Our results show that there is a significant variation of CEP in the focal volume of the refracting focusing element. Spatial CEP variations strongly increase with a numerical aperture. We have observed a strong correlation between the CEP spatial variations and curvature of the pulse wavefront within the focal region. Use of refractive optics is quite common and ubiquitous in ultrafast science and applications, particularly with lower energy pulses. As we do not observe spatial CEP variations with a focusing mirror, where just a reflection plays a role, our results indicate that it is a combination of geometrical focusing and dispersion that causes such a phenomenon. Our findings imply that if one observes or drives physical phenomena dependent on the CEP with such an optical system, the result may be obscured or washed out by averaging within a focal volume. This means that it is essential to estimate the spatial behaviour of CEP within a region of interest.

To address this challenge, we have introduced an approach for a robust and accurate quantitative evaluation of the spatial behaviour of CEP and the pulse field evolution in space and time. Our method is not limited to simple setups. It can particularly useful as a powerful tool for designing and engineering of the ultrafast optical systems, where CEP matters.

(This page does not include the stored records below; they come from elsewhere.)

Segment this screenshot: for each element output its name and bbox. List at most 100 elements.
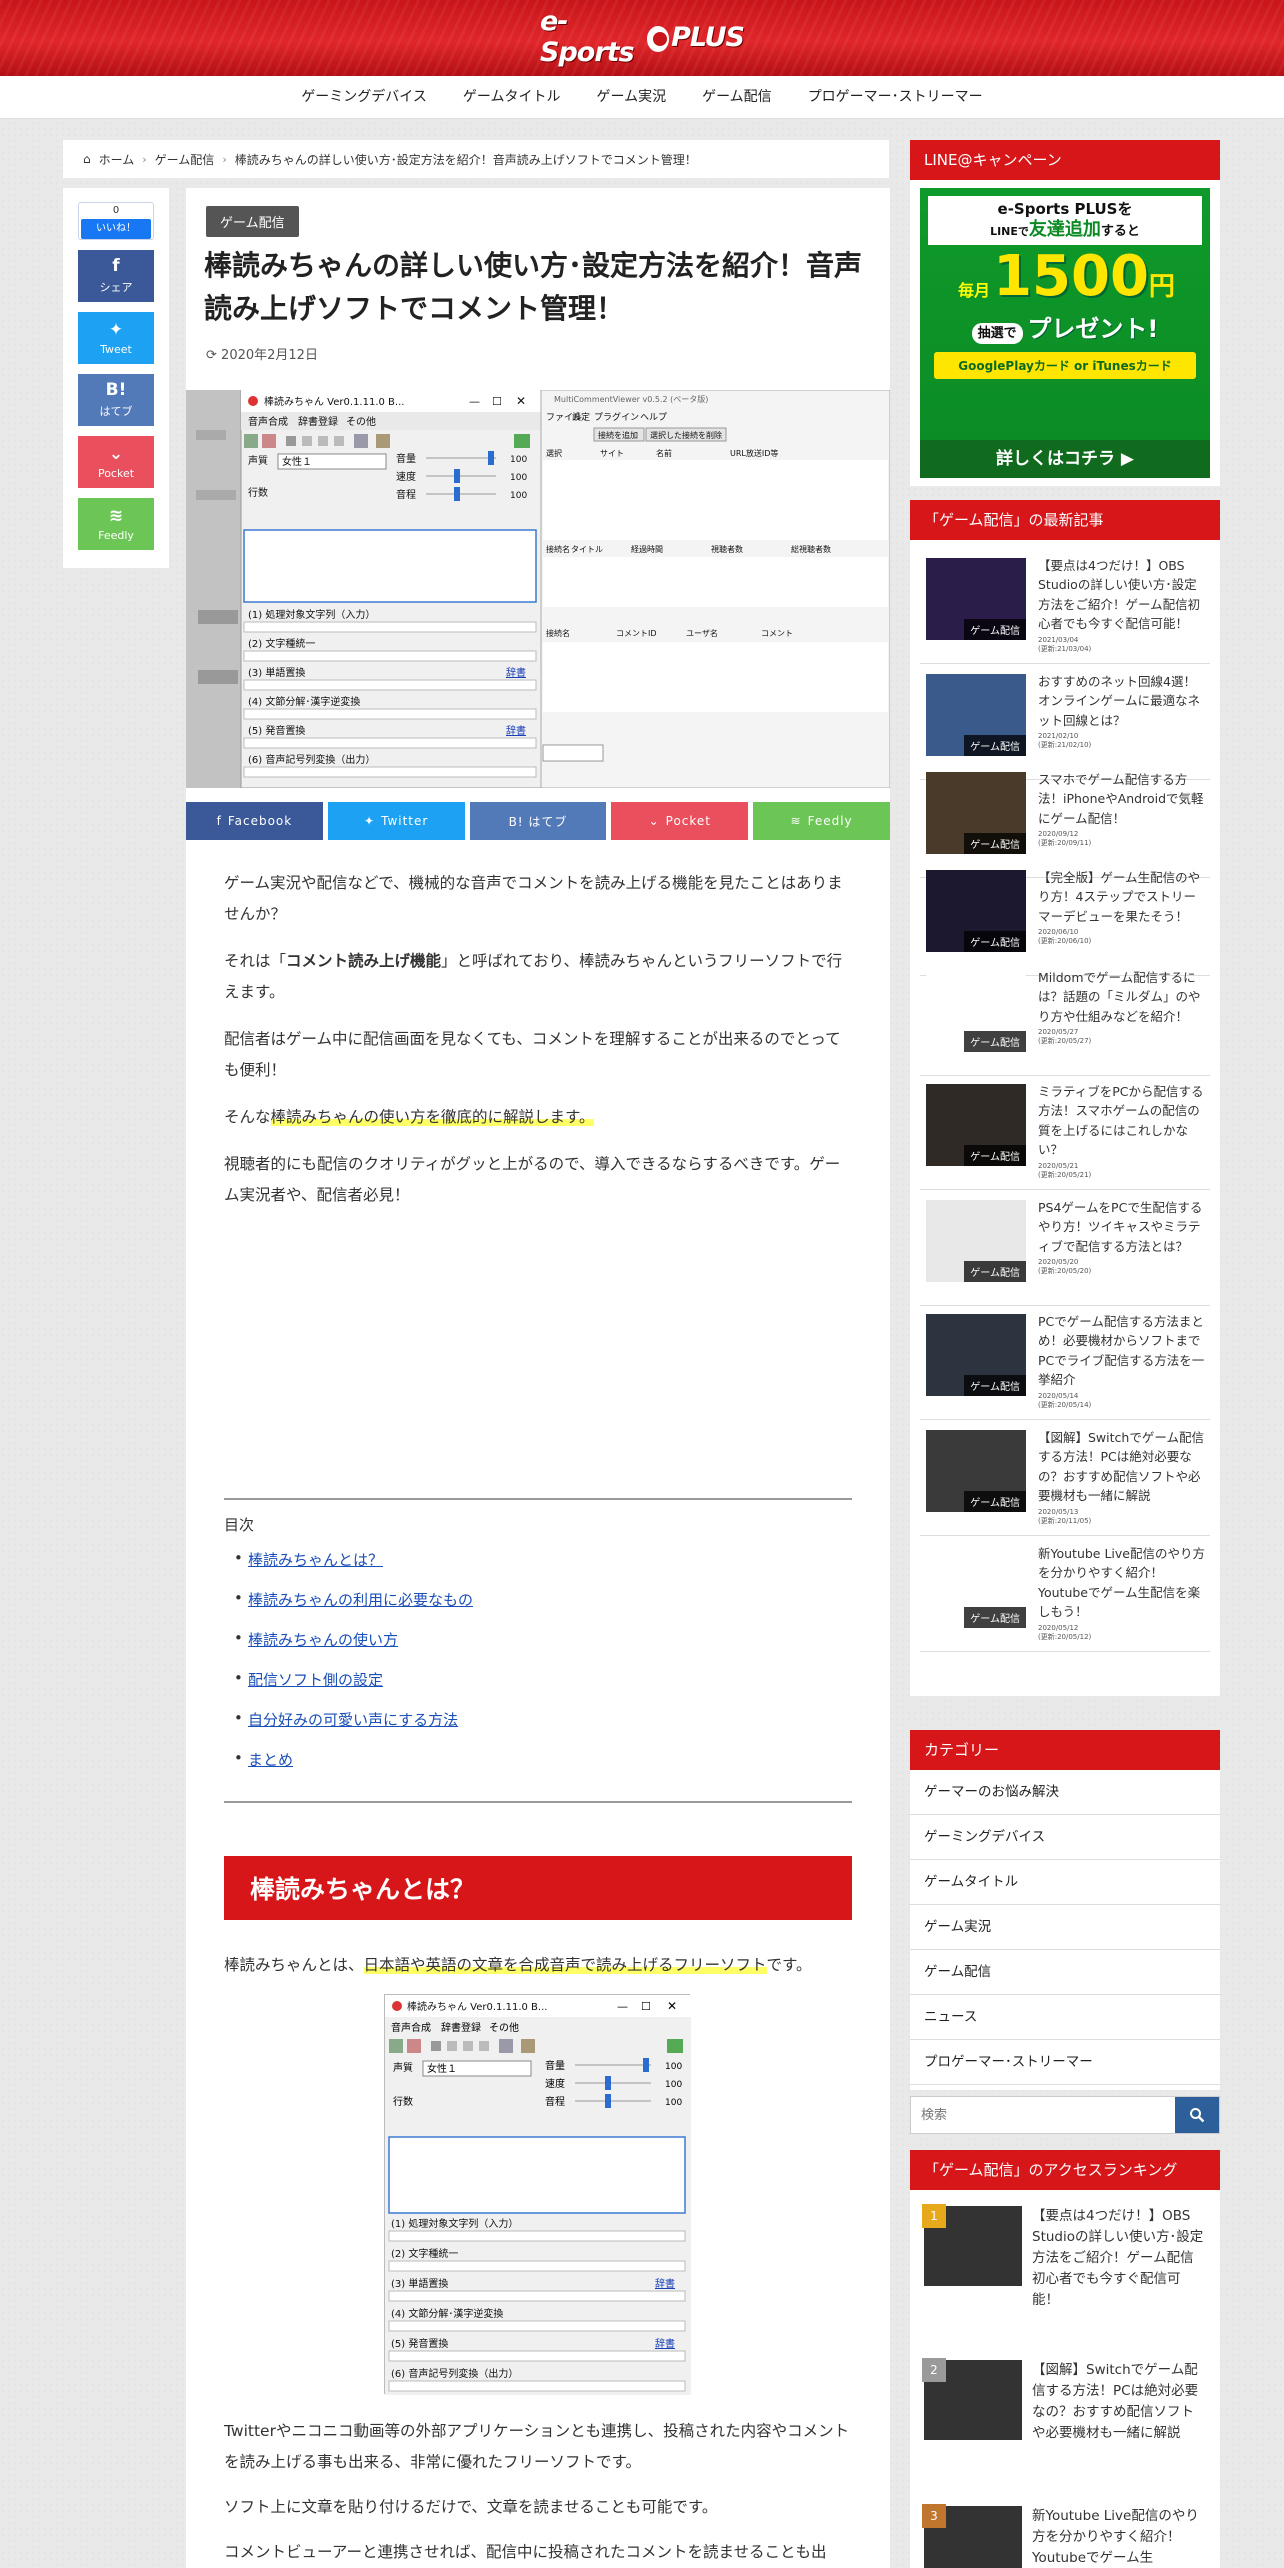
category-link[interactable]: プロゲーマー･ストリーマー [910,2040,1220,2085]
sharebar-pocket-button[interactable]: ⌄ Pocket [611,802,749,840]
hero-section: (3) 単語置換 [248,666,305,679]
post-title[interactable]: 【完全版】ゲーム生配信のやり方！4ステップでストリーマーデビューを果たそう！ [1038,868,1208,926]
category-link[interactable]: ゲーム配信 [910,1950,1220,1995]
recent-post-item[interactable]: ゲーム配信 新Youtube Live配信のやり方を分かりやすく紹介！Youtub… [920,1536,1210,1652]
post-thumbnail[interactable]: ゲーム配信 [926,1084,1026,1166]
hero-value: 100 [665,2098,682,2108]
category-link[interactable]: ゲーミングデバイス [910,1815,1220,1860]
hero-col: URL放送ID等 [730,448,778,458]
hero-menu: ヘルプ [640,412,667,423]
recent-post-item[interactable]: ゲーム配信 Mildomでゲーム配信するには？話題の「ミルダム」のやり方や仕組みな… [920,960,1210,1076]
hero-tab: 音声合成 [391,2021,431,2034]
recent-post-item[interactable]: ゲーム配信 ミラティブをPCから配信する方法！スマホゲームの配信の質を上げるにはこ… [920,1074,1210,1190]
nav-item-game-title[interactable]: ゲームタイトル [445,76,579,118]
post-thumbnail[interactable]: ゲーム配信 [926,1314,1026,1396]
facebook-like-button[interactable]: 0 いいね！ [78,202,154,240]
site-logo[interactable]: e-Sports PLUS [540,6,745,68]
post-thumbnail[interactable]: ゲーム配信 [926,1430,1026,1512]
post-thumbnail[interactable]: ゲーム配信 [926,674,1026,756]
recent-post-item[interactable]: ゲーム配信 【完全版】ゲーム生配信のやり方！4ステップでストリーマーデビューを果た… [920,860,1210,976]
post-date: 2021/03/04 (更新:21/03/04) [1038,636,1092,654]
article-body-continued: Twitterやニコニコ動画等の外部アプリケーションとも連携し、投稿された内容や… [224,2416,852,2568]
hero-section: (5) 発音置換 [248,724,305,737]
post-title[interactable]: 新Youtube Live配信のやり方を分かりやすく紹介！Youtubeでゲーム… [1038,1544,1208,1622]
post-title[interactable]: Mildomでゲーム配信するには？話題の「ミルダム」のやり方や仕組みなどを紹介！ [1038,968,1208,1026]
share-hatena-button[interactable]: B! はてブ [78,374,154,426]
post-title[interactable]: 【図解】Switchでゲーム配信する方法！PCは絶対必要なの？おすすめ配信ソフト… [1038,1428,1208,1506]
post-title[interactable]: おすすめのネット回線4選！オンラインゲームに最適なネット回線とは？ [1038,672,1208,730]
post-thumbnail[interactable]: ゲーム配信 [926,558,1026,640]
sharebar-twitter-button[interactable]: ✦ Twitter [327,802,465,840]
ranking-thumbnail[interactable]: 3 [922,2504,1022,2568]
category-link[interactable]: ゲームタイトル [910,1860,1220,1905]
nav-item-gaming-device[interactable]: ゲーミングデバイス [283,76,445,118]
post-title[interactable]: 【要点は4つだけ！】OBS Studioの詳しい使い方･設定方法をご紹介！ゲーム… [1038,556,1208,634]
search-input[interactable] [911,2097,1175,2133]
nav-item-game-jikkyo[interactable]: ゲーム実況 [579,76,685,118]
breadcrumb-home[interactable]: ホーム [99,151,135,168]
hero-button: 選択した接続を削除 [650,430,722,440]
article: ゲーム配信 棒読みちゃんの詳しい使い方･設定方法を紹介！音声読み上げソフトでコメ… [186,188,890,2568]
paragraph: そんな棒読みちゃんの使い方を徹底的に解説します。 [224,1108,595,1126]
toc-link[interactable]: 自分好みの可愛い声にする方法 [248,1711,458,1729]
category-link[interactable]: ニュース [910,1995,1220,2040]
post-title[interactable]: PCでゲーム配信する方法まとめ！必要機材からソフトまでPCでライブ配信する方法を… [1038,1312,1208,1390]
hero-label: 声質 [248,454,268,467]
bouyomi-screenshot: 棒読みちゃん Ver0.1.11.0 B... — ☐ ✕ 音声合成 辞書登録 その… [384,1994,691,2395]
toc-link[interactable]: 棒読みちゃんとは？ [248,1551,383,1569]
window-title: 棒読みちゃん Ver0.1.11.0 B... [407,2000,547,2013]
hero-label: 音量 [545,2059,565,2072]
article-body: ゲーム実況や配信などで、機械的な音声でコメントを読み上げる機能を見たことはありま… [224,868,852,1227]
campaign-banner[interactable]: e-Sports PLUSを LINEで友達追加すると 毎月1500円 抽選で … [920,188,1210,478]
share-twitter-button[interactable]: ✦ Tweet [78,312,154,364]
recent-post-item[interactable]: ゲーム配信 【図解】Switchでゲーム配信する方法！PCは絶対必要なの？おすすめ… [920,1420,1210,1536]
nav-item-progamer[interactable]: プロゲーマー･ストリーマー [790,76,1001,118]
category-link[interactable]: ゲーム実況 [910,1905,1220,1950]
share-bar: f Facebook ✦ Twitter B! はてブ ⌄ Pocket ≋ Feedl… [186,802,890,842]
share-facebook-button[interactable]: f シェア [78,250,154,302]
sharebar-facebook-button[interactable]: f Facebook [186,802,323,840]
ranking-title[interactable]: 【要点は4つだけ！】OBS Studioの詳しい使い方･設定方法をご紹介！ゲーム… [1032,2208,1203,2308]
sharebar-feedly-button[interactable]: ≋ Feedly [753,802,890,840]
toc-link[interactable]: 棒読みちゃんの使い方 [248,1631,398,1649]
share-label: Tweet [100,342,132,356]
toc-link[interactable]: 配信ソフト側の設定 [248,1671,383,1689]
toc-link[interactable]: まとめ [248,1751,293,1769]
ranking-thumbnail[interactable]: 2 [922,2358,1022,2440]
article-title: 棒読みちゃんの詳しい使い方･設定方法を紹介！音声読み上げソフトでコメント管理！ [204,249,863,326]
toc-link[interactable]: 棒読みちゃんの利用に必要なもの [248,1591,473,1609]
post-thumbnail[interactable]: ゲーム配信 [926,870,1026,952]
ranking-item[interactable]: 3 新Youtube Live配信のやり方を分かりやすく紹介！Youtubeでゲー… [922,2504,1206,2568]
recent-post-item[interactable]: ゲーム配信 PCでゲーム配信する方法まとめ！必要機材からソフトまでPCでライブ配信… [920,1304,1210,1420]
post-thumbnail[interactable]: ゲーム配信 [926,1200,1026,1282]
recent-post-item[interactable]: ゲーム配信 【要点は4つだけ！】OBS Studioの詳しい使い方･設定方法をご紹… [920,548,1210,664]
pocket-icon: ⌄ [108,443,124,464]
ranking-item[interactable]: 2 【図解】Switchでゲーム配信する方法！PCは絶対必要なの？おすすめ配信ソフ… [922,2358,1206,2446]
banner-text: 円 [1148,272,1175,303]
ranking-title[interactable]: 新Youtube Live配信のやり方を分かりやすく紹介！Youtubeでゲーム… [1032,2508,1199,2566]
post-title[interactable]: PS4ゲームをPCで生配信するやり方！ツイキャスやミラティブで配信する方法とは？ [1038,1198,1208,1256]
ranking-thumbnail[interactable]: 1 [922,2204,1022,2286]
recent-posts-widget: 「ゲーム配信」の最新記事 ゲーム配信 【要点は4つだけ！】OBS Studioの詳… [910,500,1220,1696]
category-badge[interactable]: ゲーム配信 [206,206,299,237]
category-link[interactable]: ゲーマーのお悩み解決 [910,1770,1220,1815]
thumb-category-label: ゲーム配信 [964,1607,1026,1628]
share-pocket-button[interactable]: ⌄ Pocket [78,436,154,488]
post-title[interactable]: スマホでゲーム配信する方法！iPhoneやAndroidで気軽にゲーム配信！ [1038,770,1208,828]
nav-item-game-haishin[interactable]: ゲーム配信 [684,76,790,118]
post-thumbnail[interactable]: ゲーム配信 [926,970,1026,1052]
post-thumbnail[interactable]: ゲーム配信 [926,772,1026,854]
post-title[interactable]: ミラティブをPCから配信する方法！スマホゲームの配信の質を上げるにはこれしかない… [1038,1082,1208,1160]
post-thumbnail[interactable]: ゲーム配信 [926,1546,1026,1628]
home-icon: ⌂ [83,152,91,166]
search-button[interactable] [1175,2097,1219,2133]
ranking-title[interactable]: 【図解】Switchでゲーム配信する方法！PCは絶対必要なの？おすすめ配信ソフト… [1032,2362,1198,2441]
ranking-item[interactable]: 1 【要点は4つだけ！】OBS Studioの詳しい使い方･設定方法をご紹介！ゲー… [922,2204,1206,2311]
twitter-icon: ✦ [364,814,376,828]
breadcrumb-category[interactable]: ゲーム配信 [155,151,215,168]
hero-value: 女性１ [282,455,312,468]
recent-post-item[interactable]: ゲーム配信 PS4ゲームをPCで生配信するやり方！ツイキャスやミラティブで配信する… [920,1190,1210,1306]
sharebar-hatena-button[interactable]: B! はてブ [469,802,607,840]
share-feedly-button[interactable]: ≋ Feedly [78,498,154,550]
refresh-icon: ⟳ [206,348,217,363]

In future work, it will be very interesting and useful to synergistically use both analytical methods [26,27] and our numerical approach. Measuring the spatial distribution of CEP in the lab is a non-trivial [16,17], time and resource-consuming task. Instead, our method can be used, providing the results much faster at a fraction of cost and effort, when compared to the actual lab experiments. Thus, our approach will drive major advances not only in the CEP related experimental work, but also in the development of the theory and the development of new techniques for suppression of the CEP variations in the focal volume.